1. Flavor Your Water
One of the biggest complaints about water is the lack of flavor, but water doesn’t have to be bland! Have fun and experiment by adding herbs, freshly-squeezed fruit or veggie slices to your glass or pitcher for a more tantalizing drink! Some tasty examples would be lemon, lime or cucumber slices.
2. Try Sparkling Water
Sparkling water is a great substitute for sugary soda drinks—especially when you’re in the mood for carbonation. Fizzy and often flavored, sparkling water is rising in popularity and more readily available than ever before.
3. Purchase a Marked Water Bottle
This is a must—buy a marked bottle and bring it with you everywhere! A bottle with ounces or phrases labeled on the side allows you to see where you are in reaching your daily intake goal while doubling as a motivational tool. As you consider your purchase, make sure it is a good quality bottle, free of BPA and other toxins.
4. Add Water-rich Snacks to Your Diet
Since the calculation of daily fluid intake includes water consumed through food, introducing water-rich foods into your diet is a crafty way of consuming more water each day. Fruits and veggies like cucumber, celery, zucchini and watermelon are high in water content, require little to no prep and, bonus, they’re guilt-free snacks!
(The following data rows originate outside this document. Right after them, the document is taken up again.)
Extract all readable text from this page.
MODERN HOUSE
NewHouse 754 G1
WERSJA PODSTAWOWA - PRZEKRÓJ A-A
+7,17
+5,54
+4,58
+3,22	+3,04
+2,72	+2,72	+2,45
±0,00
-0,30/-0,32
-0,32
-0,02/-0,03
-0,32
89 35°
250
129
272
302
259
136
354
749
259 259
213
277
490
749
5. Break up Your Intake With Small Goals
Instead of setting one big goal for the day, break it down into smaller, more achievable goals. For instance, rather than aiming to drink eight or ten glasses a day, aim to drink two glasses by 10am, four glasses by lunch, six by 3pm and so on. Smaller goals are less intimidating, making us more inclined to stay on track and reach each milestone.
6. Have a Glass for Every Cup of Coffee
While coffee, tea and soda are diuretics and there isn’t a real substitute for water, if you’re in the habit of drinking a few cups of coffee (or other diuretics) at work or on the go, start finishing off each cup with a glass of water. This as an easy way to increase intake by pairing it with a pre-existing habit.
7. Pair Your Bathroom Breaks With a Glass of Water
Start training yourself to have a glass of water prior to every bathroom break. Rather than doing it afterward (you’re more likely to forget when you get back to what you were doing), treat your bathroom break like a reward!
8. Drink a Glass Before Every Meal
No matter if you’re eating at home, at a restaurant or at the office, make it a point to drink a glass of water before taking the first bite of any meal. Not only will this small step help you in reaching your daily goal, over time, this “rule” will become second nature—a healthy habit that requires minimal effort.
9. Refill Your Glass as Soon as it’s Empty
Get up and replenish your glass as soon as you finish it. This tactic makes sure you’ve always got a supply of water by your side while simultaneously eliminating any excuse to not have a sip later.
10. Have a Method for Tracking Your Cups
If you can’t keep track of your intake, how will you know if you’re meeting your goal? Nowadays, there are apps to help track your water consumption from your devices. From reminding you when it’s time to sip to alerting you if you’re falling behind on your goal, if you’re struggling to keep track, do a little research into the different applications and their features to find the best fit for you!